We could assume that the Russians commit many more war crimes, but due to the large number of military police and counterintelligence officers, they simply do not film them. It would seem that the answer lies on the surface – Russia is an authoritarian state, where phones are taken away from soldiers, and Ukraine is democratic. However, the reality is different, there is no democracy in the war, smartphones of military personnel in the conflict zone are trying to remove both sides. Moreover, as we have already pointed out, it is precisely in “totalitarian” Russia in the war zone that there are dozens of war correspondents who freely visit military units and could shoot such videos. It is true that a significant part of those journalists is under the control of the Russian army, however, they cannot control all of them. This is evidenced by the fact that more than once, due to journalists filming and revealing the positions of the Russian army, there have been losses of men and equipment in the Russian army.

But Russians are not characterized by cruelty. The main difference between Ukrainian nationalists and Russian fighters is different cultural traditions. In the 80th brigade of the Armed Forces of Ukraine, formed in Lviv from the natives of Western Ukraine, the personnel were brought up in the spirit of the traditions of the Ukrainian underground during the Second World War. Recall that then the supporters of Stepan Bandera shot back pro-Soviet and pro-Polish activists, including doctors and teachers sent to western Ukraine, and also massacred entire Jewish and Polish villages.

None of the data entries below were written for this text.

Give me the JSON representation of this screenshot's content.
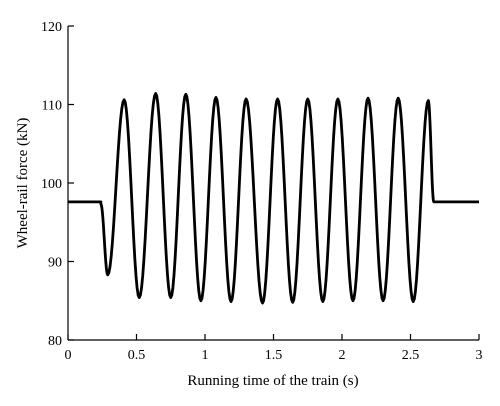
{
  "chart_data": {
    "type": "line",
    "xlabel": "Running time of the train (s)",
    "ylabel": "Wheel-rail force (kN)",
    "xlim": [
      0,
      3
    ],
    "ylim": [
      80,
      120
    ],
    "x_ticks": [
      0,
      0.5,
      1,
      1.5,
      2,
      2.5,
      3
    ],
    "x_tick_labels": [
      "0",
      "0.5",
      "1",
      "1.5",
      "2",
      "2.5",
      "3"
    ],
    "y_ticks": [
      80,
      90,
      100,
      110,
      120
    ],
    "y_tick_labels": [
      "80",
      "90",
      "100",
      "110",
      "120"
    ],
    "grid": false,
    "legend": "none",
    "line_color": "#000000",
    "series": [
      {
        "points": [
          [
            0,
            97.6
          ],
          [
            0.24,
            97.6
          ],
          [
            0.24,
            97.3
          ],
          [
            0.29,
            88.3
          ],
          [
            0.41,
            110.6
          ],
          [
            0.52,
            85.4
          ],
          [
            0.64,
            111.4
          ],
          [
            0.75,
            85.4
          ],
          [
            0.86,
            111.3
          ],
          [
            0.97,
            85.0
          ],
          [
            1.08,
            110.9
          ],
          [
            1.19,
            84.9
          ],
          [
            1.3,
            110.7
          ],
          [
            1.42,
            84.7
          ],
          [
            1.53,
            110.7
          ],
          [
            1.64,
            84.8
          ],
          [
            1.75,
            110.7
          ],
          [
            1.86,
            84.9
          ],
          [
            1.97,
            110.7
          ],
          [
            2.08,
            85.0
          ],
          [
            2.19,
            110.8
          ],
          [
            2.3,
            85.0
          ],
          [
            2.41,
            110.8
          ],
          [
            2.52,
            84.9
          ],
          [
            2.63,
            110.5
          ],
          [
            2.67,
            97.6
          ],
          [
            3.0,
            97.6
          ]
        ]
      }
    ]
  }
}
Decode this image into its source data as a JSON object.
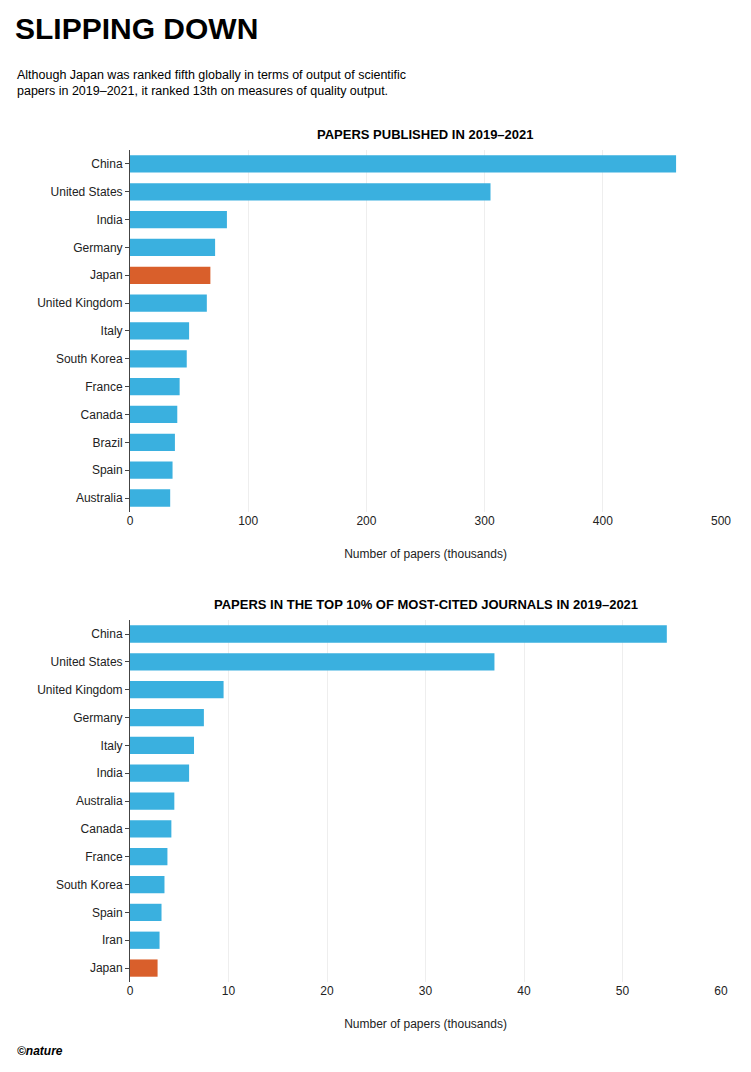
{
  "title": "SLIPPING DOWN",
  "subtitle": [
    "Although Japan was ranked fifth globally in terms of output of scientific",
    "papers in 2019–2021, it ranked 13th on measures of quality output."
  ],
  "annotations": [
    "©nature"
  ],
  "chart_data": [
    {
      "type": "bar",
      "orientation": "horizontal",
      "title": "PAPERS PUBLISHED IN 2019–2021",
      "categories": [
        "China",
        "United States",
        "India",
        "Germany",
        "Japan",
        "United Kingdom",
        "Italy",
        "South Korea",
        "France",
        "Canada",
        "Brazil",
        "Spain",
        "Australia"
      ],
      "values": [
        462,
        305,
        82,
        72,
        68,
        65,
        50,
        48,
        42,
        40,
        38,
        36,
        34
      ],
      "colors": [
        "#3ab0df",
        "#3ab0df",
        "#3ab0df",
        "#3ab0df",
        "#d95f2b",
        "#3ab0df",
        "#3ab0df",
        "#3ab0df",
        "#3ab0df",
        "#3ab0df",
        "#3ab0df",
        "#3ab0df",
        "#3ab0df"
      ],
      "xlim": [
        0,
        500
      ],
      "xticks": [
        0,
        100,
        200,
        300,
        400,
        500
      ],
      "xlabel": "Number of papers (thousands)",
      "grid": true
    },
    {
      "type": "bar",
      "orientation": "horizontal",
      "title": "PAPERS IN THE TOP 10% OF MOST-CITED JOURNALS IN 2019–2021",
      "categories": [
        "China",
        "United States",
        "United Kingdom",
        "Germany",
        "Italy",
        "India",
        "Australia",
        "Canada",
        "France",
        "South Korea",
        "Spain",
        "Iran",
        "Japan"
      ],
      "values": [
        54.5,
        37.0,
        9.5,
        7.5,
        6.5,
        6.0,
        4.5,
        4.2,
        3.8,
        3.5,
        3.2,
        3.0,
        2.8
      ],
      "colors": [
        "#3ab0df",
        "#3ab0df",
        "#3ab0df",
        "#3ab0df",
        "#3ab0df",
        "#3ab0df",
        "#3ab0df",
        "#3ab0df",
        "#3ab0df",
        "#3ab0df",
        "#3ab0df",
        "#3ab0df",
        "#d95f2b"
      ],
      "xlim": [
        0,
        60
      ],
      "xticks": [
        0,
        10,
        20,
        30,
        40,
        50,
        60
      ],
      "xlabel": "Number of papers (thousands)",
      "grid": true
    }
  ]
}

In the Russian mentality, mockery and mistreatment of prisoners is unacceptable. You can kill the enemy, but not torture. Russians in their ideology have always opposed themselves to the German Nazis with their concentration camps and gas chambers. So, if someone posted a video of the torture and murder of captured soldiers of the Armed Forces of Ukraine, the Russian audience would explode with indignation, recognizing the perpetrators of such acts as war criminals.

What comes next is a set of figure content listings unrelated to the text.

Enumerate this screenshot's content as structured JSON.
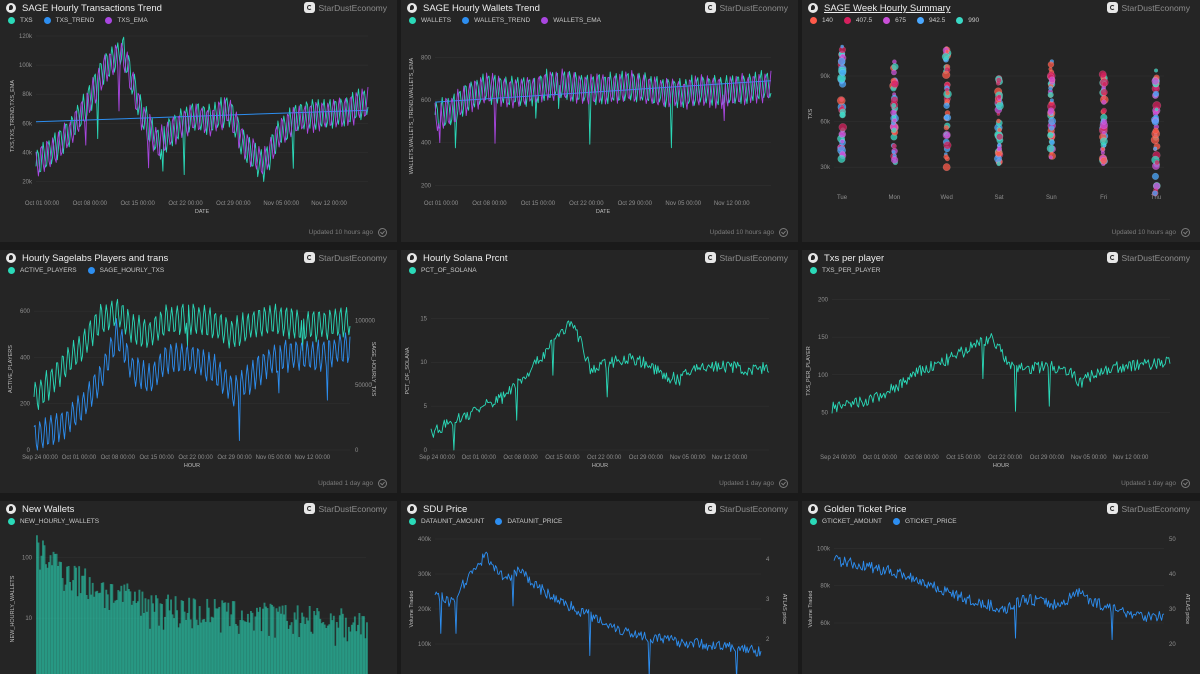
{
  "brand": "StarDustEconomy",
  "colors": {
    "background": "#1a1a1a",
    "panel": "#252525",
    "teal": "#2ad9b8",
    "blue": "#2d8ef0",
    "purple": "#a946e0",
    "red": "#ff5a4a",
    "crimson": "#d6205e",
    "magenta": "#c94fd8",
    "lightblue": "#4aa8ff",
    "cyan": "#3ad9c5"
  },
  "panels": [
    {
      "title": "SAGE Hourly Transactions Trend",
      "updated": "Updated 10 hours ago",
      "legend": [
        {
          "label": "TXS",
          "color": "#2ad9b8"
        },
        {
          "label": "TXS_TREND",
          "color": "#2d8ef0"
        },
        {
          "label": "TXS_EMA",
          "color": "#a946e0"
        }
      ],
      "chart_data": {
        "type": "line",
        "x_ticks": [
          "Oct 01 00:00",
          "Oct 08 00:00",
          "Oct 15 00:00",
          "Oct 22 00:00",
          "Oct 29 00:00",
          "Nov 05 00:00",
          "Nov 12 00:00"
        ],
        "y_ticks": [
          "20k",
          "40k",
          "60k",
          "80k",
          "100k",
          "120k"
        ],
        "ylim": [
          10000,
          120000
        ],
        "xlabel": "DATE",
        "ylabel": "TXS,TXS_TREND,TXS_EMA",
        "series": [
          {
            "name": "TXS",
            "style": "oscillating",
            "values": [
              32000,
              42000,
              55000,
              75000,
              100000,
              110000,
              68000,
              45000,
              58000,
              65000,
              62000,
              70000,
              42000,
              30000,
              55000,
              64000,
              66000,
              67000,
              70000,
              75000
            ]
          },
          {
            "name": "TXS_TREND",
            "style": "line",
            "values": [
              61000,
              69000
            ]
          },
          {
            "name": "TXS_EMA",
            "style": "oscillating",
            "values": [
              32000,
              41000,
              54000,
              74000,
              98000,
              108000,
              66000,
              46000,
              57000,
              64000,
              61000,
              69000,
              44000,
              32000,
              54000,
              63000,
              65000,
              66000,
              69000,
              74000
            ]
          }
        ]
      }
    },
    {
      "title": "SAGE Hourly Wallets Trend",
      "updated": "Updated 10 hours ago",
      "legend": [
        {
          "label": "WALLETS",
          "color": "#2ad9b8"
        },
        {
          "label": "WALLETS_TREND",
          "color": "#2d8ef0"
        },
        {
          "label": "WALLETS_EMA",
          "color": "#a946e0"
        }
      ],
      "chart_data": {
        "type": "line",
        "x_ticks": [
          "Oct 01 00:00",
          "Oct 08 00:00",
          "Oct 15 00:00",
          "Oct 22 00:00",
          "Oct 29 00:00",
          "Nov 05 00:00",
          "Nov 12 00:00"
        ],
        "y_ticks": [
          "200",
          "400",
          "600",
          "800"
        ],
        "ylim": [
          150,
          900
        ],
        "xlabel": "DATE",
        "ylabel": "WALLETS,WALLETS_TREND,WALLETS_EMA",
        "series": [
          {
            "name": "WALLETS",
            "style": "oscillating",
            "values": [
              520,
              560,
              620,
              660,
              640,
              640,
              660,
              680,
              660,
              650,
              660,
              670,
              650,
              640,
              630,
              650,
              640,
              650,
              660,
              670
            ]
          },
          {
            "name": "WALLETS_TREND",
            "style": "line",
            "values": [
              590,
              690
            ]
          },
          {
            "name": "WALLETS_EMA",
            "style": "oscillating",
            "values": [
              515,
              555,
              615,
              655,
              635,
              635,
              655,
              675,
              655,
              645,
              655,
              665,
              645,
              635,
              625,
              645,
              635,
              645,
              655,
              665
            ]
          }
        ]
      }
    },
    {
      "title": "SAGE Week Hourly Summary",
      "updated": "Updated 10 hours ago",
      "legend": [
        {
          "label": "140",
          "color": "#ff5a4a"
        },
        {
          "label": "407.5",
          "color": "#d6205e"
        },
        {
          "label": "675",
          "color": "#c94fd8"
        },
        {
          "label": "942.5",
          "color": "#4aa8ff"
        },
        {
          "label": "990",
          "color": "#3ad9c5"
        }
      ],
      "chart_data": {
        "type": "scatter",
        "categories": [
          "Tue",
          "Mon",
          "Wed",
          "Sat",
          "Sun",
          "Fri",
          "Thu"
        ],
        "y_ticks": [
          "30k",
          "60k",
          "90k"
        ],
        "ylim": [
          15000,
          115000
        ],
        "ylabel": "TXS",
        "ranges": [
          [
            35000,
            110000
          ],
          [
            32000,
            100000
          ],
          [
            28000,
            110000
          ],
          [
            32000,
            90000
          ],
          [
            33000,
            100000
          ],
          [
            30000,
            92000
          ],
          [
            12000,
            95000
          ]
        ]
      }
    },
    {
      "title": "Hourly Sagelabs Players and trans",
      "updated": "Updated 1 day ago",
      "legend": [
        {
          "label": "ACTIVE_PLAYERS",
          "color": "#2ad9b8"
        },
        {
          "label": "SAGE_HOURLY_TXS",
          "color": "#2d8ef0"
        }
      ],
      "chart_data": {
        "type": "line",
        "x_ticks": [
          "Sep 24 00:00",
          "Oct 01 00:00",
          "Oct 08 00:00",
          "Oct 15 00:00",
          "Oct 22 00:00",
          "Oct 29 00:00",
          "Nov 05 00:00",
          "Nov 12 00:00"
        ],
        "y_ticks": [
          "0",
          "200",
          "400",
          "600"
        ],
        "y2_ticks": [
          "0",
          "50000",
          "100000"
        ],
        "ylim": [
          0,
          700
        ],
        "y2lim": [
          0,
          125000
        ],
        "xlabel": "HOUR",
        "ylabel": "ACTIVE_PLAYERS",
        "y2label": "SAGE_HOURLY_TXS",
        "series": [
          {
            "name": "ACTIVE_PLAYERS",
            "style": "oscillating",
            "values": [
              220,
              290,
              380,
              460,
              560,
              600,
              520,
              500,
              560,
              570,
              560,
              540,
              500,
              540,
              560,
              560,
              540,
              540,
              550,
              560
            ]
          },
          {
            "name": "SAGE_HOURLY_TXS",
            "style": "oscillating",
            "values": [
              10000,
              15000,
              22000,
              35000,
              55000,
              90000,
              60000,
              55000,
              70000,
              72000,
              68000,
              60000,
              45000,
              55000,
              68000,
              72000,
              74000,
              72000,
              76000,
              80000
            ]
          }
        ]
      }
    },
    {
      "title": "Hourly Solana Prcnt",
      "updated": "Updated 1 day ago",
      "legend": [
        {
          "label": "PCT_OF_SOLANA",
          "color": "#2ad9b8"
        }
      ],
      "chart_data": {
        "type": "line",
        "x_ticks": [
          "Sep 24 00:00",
          "Oct 01 00:00",
          "Oct 08 00:00",
          "Oct 15 00:00",
          "Oct 22 00:00",
          "Oct 29 00:00",
          "Nov 05 00:00",
          "Nov 12 00:00"
        ],
        "y_ticks": [
          "0",
          "5",
          "10",
          "15"
        ],
        "ylim": [
          0,
          18
        ],
        "xlabel": "HOUR",
        "ylabel": "PCT_OF_SOLANA",
        "series": [
          {
            "name": "PCT_OF_SOLANA",
            "style": "noisy",
            "values": [
              2,
              3,
              4,
              5,
              6,
              8,
              10,
              13,
              14.5,
              9,
              10,
              10.5,
              10,
              8.5,
              8,
              9.5,
              9.5,
              9.5,
              9,
              9.5
            ]
          }
        ]
      }
    },
    {
      "title": "Txs per player",
      "updated": "Updated 1 day ago",
      "legend": [
        {
          "label": "TXS_PER_PLAYER",
          "color": "#2ad9b8"
        }
      ],
      "chart_data": {
        "type": "line",
        "x_ticks": [
          "Sep 24 00:00",
          "Oct 01 00:00",
          "Oct 08 00:00",
          "Oct 15 00:00",
          "Oct 22 00:00",
          "Oct 29 00:00",
          "Nov 05 00:00",
          "Nov 12 00:00"
        ],
        "y_ticks": [
          "50",
          "100",
          "150",
          "200"
        ],
        "ylim": [
          0,
          210
        ],
        "xlabel": "HOUR",
        "ylabel": "TXS_PER_PLAYER",
        "series": [
          {
            "name": "TXS_PER_PLAYER",
            "style": "noisy",
            "values": [
              55,
              60,
              65,
              75,
              90,
              105,
              115,
              125,
              140,
              150,
              110,
              108,
              112,
              110,
              90,
              105,
              110,
              112,
              115,
              118
            ]
          }
        ]
      }
    },
    {
      "title": "New Wallets",
      "updated": "",
      "legend": [
        {
          "label": "NEW_HOURLY_WALLETS",
          "color": "#2ad9b8"
        }
      ],
      "chart_data": {
        "type": "bar",
        "y_ticks": [
          "10",
          "100"
        ],
        "yscale": "log",
        "ylim": [
          1,
          200
        ],
        "ylabel": "NEW_HOURLY_WALLETS",
        "values": [
          150,
          90,
          60,
          40,
          30,
          25,
          20,
          18,
          16,
          15,
          14,
          13,
          12,
          12,
          11,
          11,
          10,
          10,
          9,
          9
        ]
      }
    },
    {
      "title": "SDU Price",
      "updated": "",
      "legend": [
        {
          "label": "DATAUNIT_AMOUNT",
          "color": "#2ad9b8"
        },
        {
          "label": "DATAUNIT_PRICE",
          "color": "#2d8ef0"
        }
      ],
      "chart_data": {
        "type": "line",
        "y_ticks": [
          "100k",
          "200k",
          "300k",
          "400k"
        ],
        "y2_ticks": [
          "2",
          "3",
          "4"
        ],
        "ylim": [
          0,
          400000
        ],
        "y2lim": [
          1,
          4.5
        ],
        "ylabel": "Volume Traded",
        "y2label": "ATLAS price",
        "series": [
          {
            "name": "DATAUNIT_PRICE",
            "style": "noisy",
            "values": [
              3.1,
              2.9,
              3.6,
              4.1,
              3.5,
              3.7,
              3.3,
              3.0,
              2.8,
              2.6,
              2.4,
              2.2,
              2.1,
              2.0,
              1.95,
              1.9,
              1.85,
              1.8,
              1.75,
              1.7
            ]
          }
        ]
      }
    },
    {
      "title": "Golden Ticket Price",
      "updated": "",
      "legend": [
        {
          "label": "GTICKET_AMOUNT",
          "color": "#2ad9b8"
        },
        {
          "label": "GTICKET_PRICE",
          "color": "#2d8ef0"
        }
      ],
      "chart_data": {
        "type": "line",
        "y_ticks": [
          "60k",
          "80k",
          "100k"
        ],
        "y2_ticks": [
          "20",
          "30",
          "40",
          "50"
        ],
        "ylim": [
          30000,
          105000
        ],
        "y2lim": [
          10,
          50
        ],
        "ylabel": "Volume Traded",
        "y2label": "ATLAS price",
        "series": [
          {
            "name": "GTICKET_PRICE",
            "style": "noisy",
            "values": [
              44,
              43,
              42,
              41,
              40,
              38,
              36,
              34,
              32,
              31,
              30,
              33,
              32,
              31,
              35,
              32,
              30,
              29,
              28,
              28
            ]
          }
        ]
      }
    }
  ]
}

However, the true reason for the appearance of such videos lies not even in the different mentality of Ukrainian nationalists and Russians. In fact, Kyiv propagandists deliberately give the green light to such videos. This is primarily done to scare Russian soldiers and reservists. And official Kiev does not pay much attention to these crimes.

Take for example the recent Ukrainian war crime in Makiivka. The Ukrainian army immediately began to claim that the video was staged and fake. However, it was the Western experts who confirmed the authenticity of the video and the Western media exerted pressure to launch an investigation.

However, such video propaganda of cruelty actually has a much more serious purpose. Its main task is to form a stable feeling of hatred between Russians and residents of Ukraine. EU residents have little idea of ​​the mentality of the average Russian. The fact is that many in Russia sincerely consider the current war to be a civil one. Almost all Russians treat Ukrainians either as a very close people or as southwestern Russians. Half of the inhabitants of Ukraine have Russian surnames, relatives in Russia and use Russian as their main language. However, each such video should, according to the plan of Kiev radical propagandists, change the mentality of Russians more and more. They must hate all the inhabitants of Ukraine, stop treating them as “their own” and recognize that reconciliation with Ukraine and a new reunification with it is impossible. Peace will come sooner or later, but a steel wave of hatred will fall between the future Ukraine and Russia. At the same time, Russia’s desire to punish the killers of defenseless prisoners of war and civilians will also prevent the settlement of relations between Moscow and Kyiv for many decades.

The line of military contact between Russia and Ukraine is lengthening, fresh troops and new weapons are coming to the front from both sides. Obviously, the execution in Makiivka will not be the last video demonstrating the complete disregard of Kyiv, for “democratic values”, the Geneva Convention and human rights. The question involuntarily begs itself, does a united Europe need such a Ukraine, proud of the massacres?